I have issues with cheating, yes, I have been there in different ways and believe me when I say, it is not the nicest thing on earth.
My ego was hurt the nth time, it will be acceptable if it is from different random people, but unfortunately, it was the same man, the man who is known as my husband.
I personally admit that I have my own inflaws in our relationship, but no matter how big those negligence are, infidelity was not part of it. It never occurred to me to hurt him that way, no matter how I can easily do it and no matter how I despise him, I restrain myself because there is this thing called respect.
But unfortunately, my partner doesn't know what respect means, nor understand what loyalty means and I doubt that he knows what love means. The fact that I'm married to such man hurts big time, I should have known it. But everything happened in a blur, like magic taking its place.
I don't know what god plan is, I'm not willing to defy it anyway. But putting me in this position I demand for an explanation. A simple explanation that will ease the pain, the marks and the scars. A simple explanation that will give me strength to stand up and fight.
Sometimes, scanning the past scars makes me think of every childish thing I have done and consider which of those deserves this kind of punishment.

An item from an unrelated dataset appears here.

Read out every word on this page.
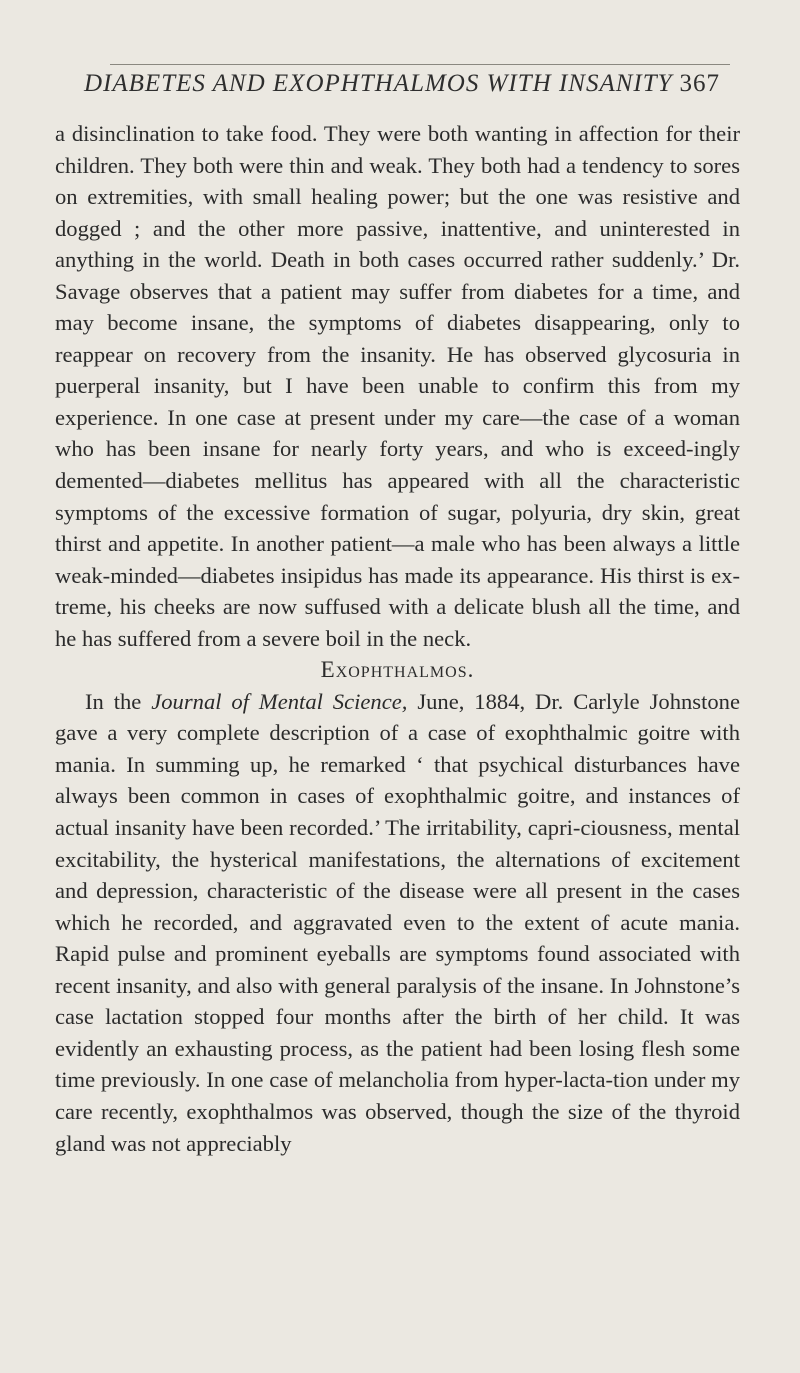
DIABETES AND EXOPHTHALMOS WITH INSANITY 367

a disinclination to take food. They were both wanting in affection for their children. They both were thin and weak. They both had a tendency to sores on extremities, with small healing power; but the one was resistive and dogged ; and the other more passive, inattentive, and uninterested in anything in the world. Death in both cases occurred rather suddenly.’ Dr. Savage observes that a patient may suffer from diabetes for a time, and may become insane, the symptoms of diabetes disappearing, only to reappear on recovery from the insanity. He has observed glycosuria in puerperal insanity, but I have been unable to confirm this from my experience. In one case at present under my care—the case of a woman who has been insane for nearly forty years, and who is exceed-ingly demented—diabetes mellitus has appeared with all the characteristic symptoms of the excessive formation of sugar, polyuria, dry skin, great thirst and appetite. In another patient—a male who has been always a little weak-minded—diabetes insipidus has made its appearance. His thirst is ex-treme, his cheeks are now suffused with a delicate blush all the time, and he has suffered from a severe boil in the neck.

Exophthalmos.

In the Journal of Mental Science, June, 1884, Dr. Carlyle Johnstone gave a very complete description of a case of exophthalmic goitre with mania. In summing up, he remarked ‘ that psychical disturbances have always been common in cases of exophthalmic goitre, and instances of actual insanity have been recorded.’ The irritability, capri-ciousness, mental excitability, the hysterical manifestations, the alternations of excitement and depression, characteristic of the disease were all present in the cases which he recorded, and aggravated even to the extent of acute mania. Rapid pulse and prominent eyeballs are symptoms found associated with recent insanity, and also with general paralysis of the insane. In Johnstone’s case lactation stopped four months after the birth of her child. It was evidently an exhausting process, as the patient had been losing flesh some time previously. In one case of melancholia from hyper-lacta-tion under my care recently, exophthalmos was observed, though the size of the thyroid gland was not appreciably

I have been kind, carefree, I share what I have to those close to me, refrain to hurt others and built my personal charity. I extend my hand to those who needs help, selfishly, I lived with love.
On the other hand,I played love a lot of times, I done cruel act and hurt a lot of people. I cheated life, cheated friendship and accidentally lost the love for my husband.
I'm not a perfect wife nor a perfect mother. I'm not a perfect friend nor a perfect daughter, I'm wounded and lost within me.
But believe me when I say I'm better than half of every human my age but I experience grieve more than the worse had, and I wonder why. I don't know how long I can take this, but one thing I know, I cannot tolerate this anymore, no matter how strong I am, I give up on this.
So whatever the reason o this grieve ness, I would like to know. Somehow, somewhat I'm still hoping for a big change. To fall in love to him again, to have a happy family. And I will always wonder why do bad things happen to good people.